I could see her in the rear-view mirror. Her blue eyes disclosed an uncertainty she rarely reveals.
I waited a beat.
“What do you mean, honey?”
“I mean, am I different? From most other kids my age?”
“She’s so smart, and doing well now that we’ve gotten used to her quirks. She’s highly distractible, though. And aloof. She prefers to play alone.”
“What a brilliant artist you have! Could you ask her not to chew on the paper?”
“Her memory is phenomenal. But please, talk to her about staying in her seat. We’ve had problems with her leaving the classroom.”
“You are who you are. And I love that about you.”
Her eyes fixed on something in the distance.
She grew quiet. I exhaled.
How long had I been holding my breath?
I’ve been holding my breath forever.
Day one was in preschool, when sensory processing disorder took residence in the shadows of her giftedness. She is a twice exceptional – disability clinging to high ability.

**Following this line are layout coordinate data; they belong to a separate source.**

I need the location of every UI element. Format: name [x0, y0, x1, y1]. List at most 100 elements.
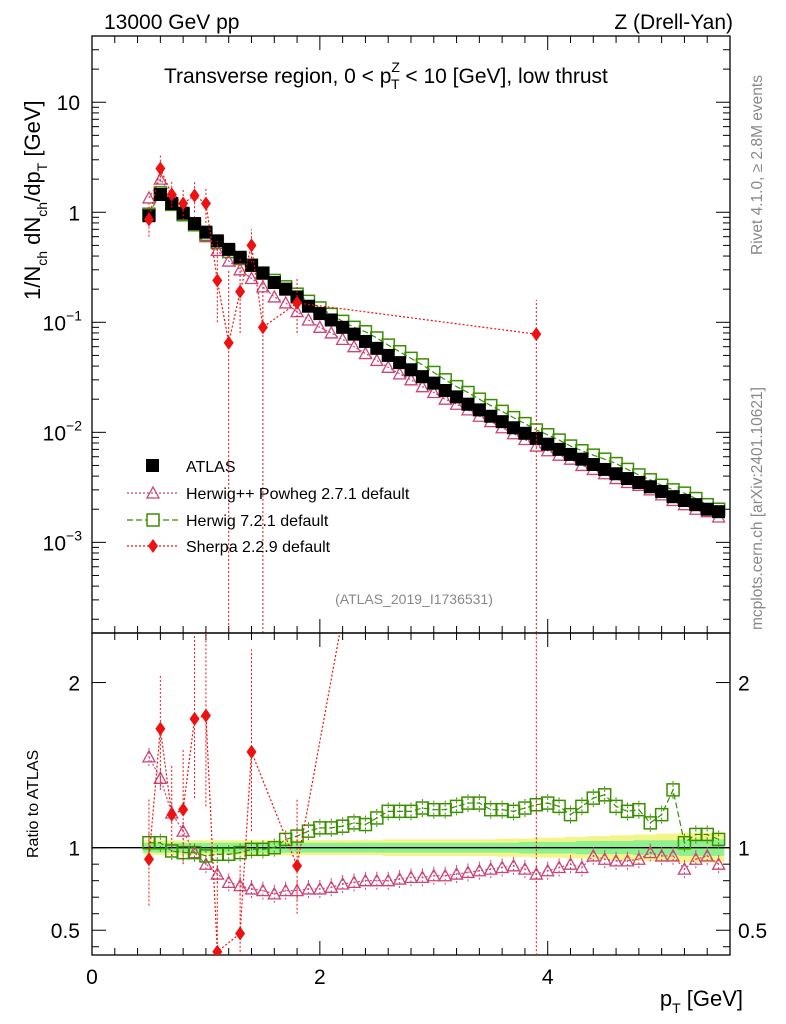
atlas-point — [381, 348, 395, 362]
atlas-point — [301, 299, 315, 313]
sherpa-ratio-point — [143, 852, 154, 867]
header-left: 13000 GeV pp — [104, 11, 239, 34]
legend-atlas-marker — [146, 459, 159, 472]
atlas-point — [153, 188, 167, 202]
herwigpp-ratio-point — [324, 879, 339, 893]
herwig7-ratio-point — [563, 807, 578, 822]
herwigpp-ratio-point — [358, 873, 373, 887]
atlas-point — [689, 498, 703, 512]
herwigpp-point — [221, 253, 236, 267]
atlas-point — [324, 313, 338, 327]
legend-sherpa-marker — [148, 539, 158, 553]
ratio-axis-ticks: 0 2 4 0.5 0.5 1 1 2 2 — [51, 633, 767, 989]
main-y-tick-text: 1 — [68, 202, 80, 225]
herwigpp-point — [278, 295, 293, 309]
atlas-point — [529, 431, 543, 445]
atlas-point — [677, 494, 691, 508]
legend-herwigpp-label: Herwig++ Powheg 2.7.1 default — [186, 486, 410, 503]
legend: ATLAS Herwig++ Powheg 2.7.1 default Herw… — [127, 459, 410, 556]
herwigpp-ratio-point — [711, 856, 726, 870]
atlas-point — [461, 397, 475, 411]
herwigpp-ratio-point — [153, 770, 168, 784]
atlas-point — [620, 472, 634, 486]
herwigpp-ratio-point — [608, 853, 624, 867]
sherpa-ratio-point — [212, 944, 223, 955]
herwig7-point — [415, 358, 430, 372]
herwigpp-ratio-point — [312, 881, 327, 895]
herwigpp-ratio-point — [483, 861, 498, 875]
herwig7-ratio-point — [666, 783, 680, 797]
ratio-x-tick-label: 0 — [86, 966, 98, 989]
herwigpp-ratio-point — [677, 861, 692, 875]
herwigpp-ratio-point — [631, 851, 646, 865]
herwigpp-ratio-point — [517, 861, 533, 875]
main-y-tick-label: 1 — [68, 202, 80, 225]
atlas-point — [518, 426, 532, 440]
sherpa-point — [246, 238, 257, 253]
atlas-point — [233, 250, 247, 264]
herwigpp-point — [346, 339, 362, 353]
sherpa-point — [223, 335, 234, 350]
atlas-point — [552, 442, 566, 456]
sherpa-point — [178, 196, 189, 211]
atlas-point — [427, 376, 441, 390]
herwig7-ratio-point — [643, 816, 657, 830]
herwig7-ratio-point — [267, 840, 282, 855]
main-y-tick-label: 10 — [57, 92, 80, 115]
herwigpp-ratio-point — [665, 848, 681, 862]
herwigpp-ratio-point — [688, 851, 703, 865]
atlas-point — [313, 307, 327, 321]
herwigpp-ratio-point — [221, 874, 236, 888]
atlas-point — [484, 409, 498, 423]
sherpa-point — [235, 284, 246, 299]
ratio-frame — [91, 632, 731, 956]
herwig7-ratio-point — [654, 807, 669, 822]
sherpa-point — [166, 187, 177, 202]
herwigpp-ratio-point — [449, 866, 464, 880]
sherpa-ratio-point — [200, 708, 211, 723]
atlas-point — [267, 275, 281, 289]
atlas-point — [438, 383, 452, 397]
sherpa-point — [155, 161, 166, 176]
sherpa-point — [189, 188, 200, 203]
herwigpp-ratio-point — [506, 858, 521, 872]
herwigpp-ratio-point — [438, 868, 453, 882]
sherpa-ratio-point — [189, 711, 200, 726]
herwigpp-point — [392, 366, 407, 380]
sherpa-point — [292, 295, 303, 310]
herwig7-line — [148, 191, 719, 510]
herwigpp-ratio-point — [563, 856, 578, 870]
herwigpp-ratio-point — [586, 848, 601, 862]
herwigpp-ratio-point — [597, 851, 612, 865]
sherpa-ratio-point — [246, 744, 257, 759]
ratio-y-tick-label: 2 — [68, 673, 80, 696]
herwigpp-ratio-point — [495, 860, 510, 874]
herwigpp-point — [233, 262, 248, 276]
herwigpp-point — [312, 319, 327, 333]
herwigpp-ratio-point — [415, 870, 430, 884]
herwigpp-ratio-point — [472, 863, 487, 877]
atlas-point — [495, 415, 509, 429]
atlas-point — [393, 356, 407, 370]
atlas-point — [450, 390, 464, 404]
atlas-point — [700, 502, 714, 516]
herwigpp-point — [267, 289, 282, 303]
rivet-label: Rivet 4.1.0, ≥ 2.8M events — [749, 75, 766, 255]
mcplots-label: mcplots.cern.ch [arXiv:2401.10621] — [749, 387, 766, 630]
herwigpp-ratio-point — [540, 863, 555, 877]
atlas-point — [245, 258, 258, 272]
herwigpp-point — [415, 379, 430, 393]
herwigpp-point — [358, 346, 373, 360]
ratio-panel: 0 2 4 0.5 0.5 1 1 2 2 Ratio to ATLAS pT [GeV] — [25, 632, 767, 1016]
herwigpp-ratio-point — [643, 845, 658, 859]
atlas-point — [415, 370, 429, 384]
herwigpp-ratio-point — [141, 749, 157, 763]
herwig7-ratio-point — [677, 835, 692, 850]
herwigpp-ratio-point — [392, 871, 407, 885]
sherpa-point — [143, 212, 154, 227]
legend-herwig7-label: Herwig 7.2.1 default — [186, 513, 329, 530]
y-axis-label: 1/Nch dNch/dpT [GeV] — [20, 100, 50, 300]
herwigpp-ratio-point — [369, 873, 384, 887]
atlas-point — [188, 217, 202, 231]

By kindergarten, life at home was peaceful with its familiar routines. Life at school was unbearable, however: overstimulation and boredom forged chaos and anxiety. My daughter was in the principal’s office at least twice a week. I was embarrassed and confused, trying to mother a special needs child I did not understand. Blindsided, I placed blame on the classroom (too crowded) and the teacher (too rigid). I fumed in silence, nursing resentment from afar.
Until the final report card. Each measure, academic to social, showed phenomenal decline. Had there been prior notification of her struggles? Nothing systemic, from what I could remember. A note here. A phone call there.
I called the school and spewed five minutes of vitriol at the teacher, a young woman finishing up her second year. My anger barely relented as I listened to her cry.
That was three years ago. Now I know she did the best she could.
There have been other contrasts more palpable than a time-driven shift in perspective. My daughter can run a 5k but cannot ride a bike. She can devour Lewis and Tolkien but cannot legibly write about them. She can empathize with animals and young children but cannot always engage her peers. Where some would collapse under the struggle, my daughter has emerged victorious. Her disparities don’t define her; they are a path to our mutual refinement.
Together, we have learned to celebrate differences.
We have learned to see challenge as opportunity.
We have learned to fix what is broken.
We have learned to cherish what is not.
We have learned to love unconditionally.
We have learned to breathe through the storm.
She took a deep breath.
“I’ve decided something, mom.” The uncertainty was gone. Now, there was only fire.
“Yeah. I’m not abnormal, but I’m not normal, either. Can you guess what I am?”